И вот тут у него внутри треснуло. Не сломалось — треснуло. Как стекло, по которому пошла трещина, но оно ещё держит форму. Он пытался удержать. Сжал губы. Он знал, что если откроет рот — выйдет не аргумент, а крик. А крик — это конец. Если они оба кричат, значит, никто не управляет. Значит, самолёт летит без пилота.
— Ты знаешь, что ты сейчас делаешь? — он сказал, и голос был чужой, тонкий. — Ты делаешь так, что мне хочется вообще с тобой не разговаривать. Ни о чём. Никогда.
Он хотел сказать: ты делаешь так, что мне хочется не жить. Не умереть — не жить. Не быть здесь, на этой кухне, с этой ипотекой, с этим ощущением, что я — функция, которая перестала выдавать результат, и всё, на что я годен — это пополнение семейного бюджета.
Но он сказал «не разговаривать», и она услышала угрозу. И она закричала. И тогда он тоже закричал. И стекло — треснувшее стекло — разлетелось.
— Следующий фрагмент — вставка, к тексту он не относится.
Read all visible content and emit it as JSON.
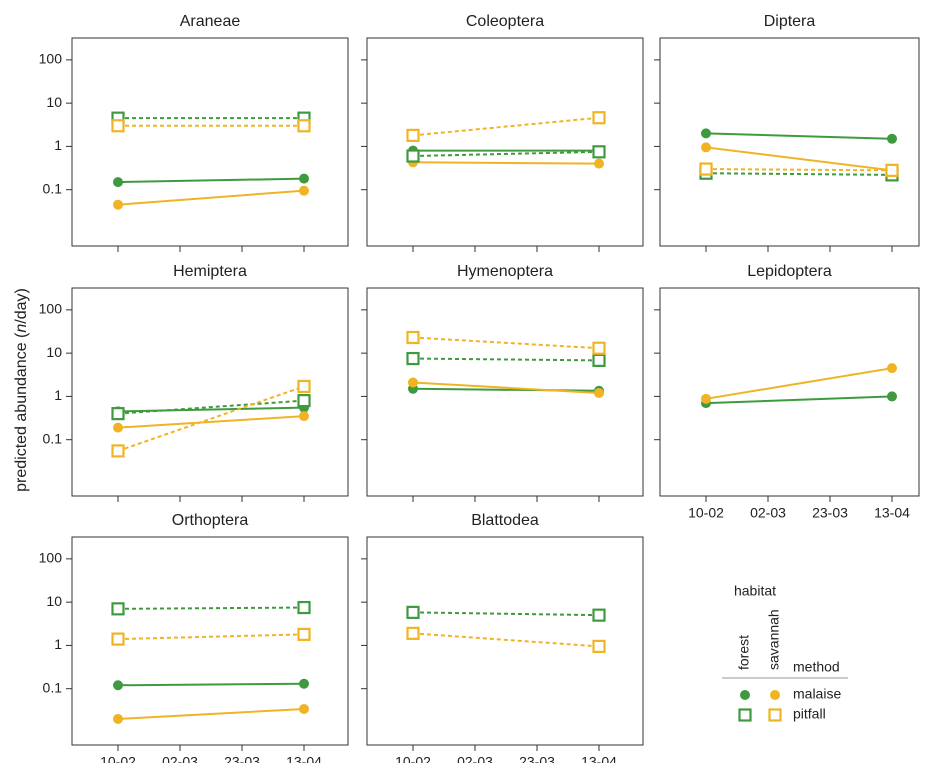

— Квартирант?! Я — квартирант?! Я сколько лет тащил эту семью, сколько лет работал на человека, который меня ненавидит, сколько лет приходил домой и слышал «ипотека, логопед, коммуналка» —
— А что ты хотел слышать?! «Ты мой герой»?! За что — за то, что ты решил бросить всё к чёрту и поиграть в стартапера?!
— Я не играю! Я первый раз в жизни решил сделать что-то для себя!
— Для себя! Вот именно! Для себя!
Они кричали, и каждое слово было камнем, и камни не попадали — летели мимо, потому что каждый из них кричал не другому, а тому страху, который сидел внутри и не давал дышать. Она кричала своему страху: я не останусь без денег, я не стану матерью, которая не может заплатить за логопеда. Он кричал своему: я не стану мужчиной, который прожил жизнь в клетке и сдох у рабочего стола ради ежемесячного платежа.
Оба кричали о свободе. Никто не слышал другого.
На четвёртый день Марина перевела себе половину общих накоплений на отдельный счёт. Костя обнаружил это вечером. Они не разговаривали одиннадцать дней.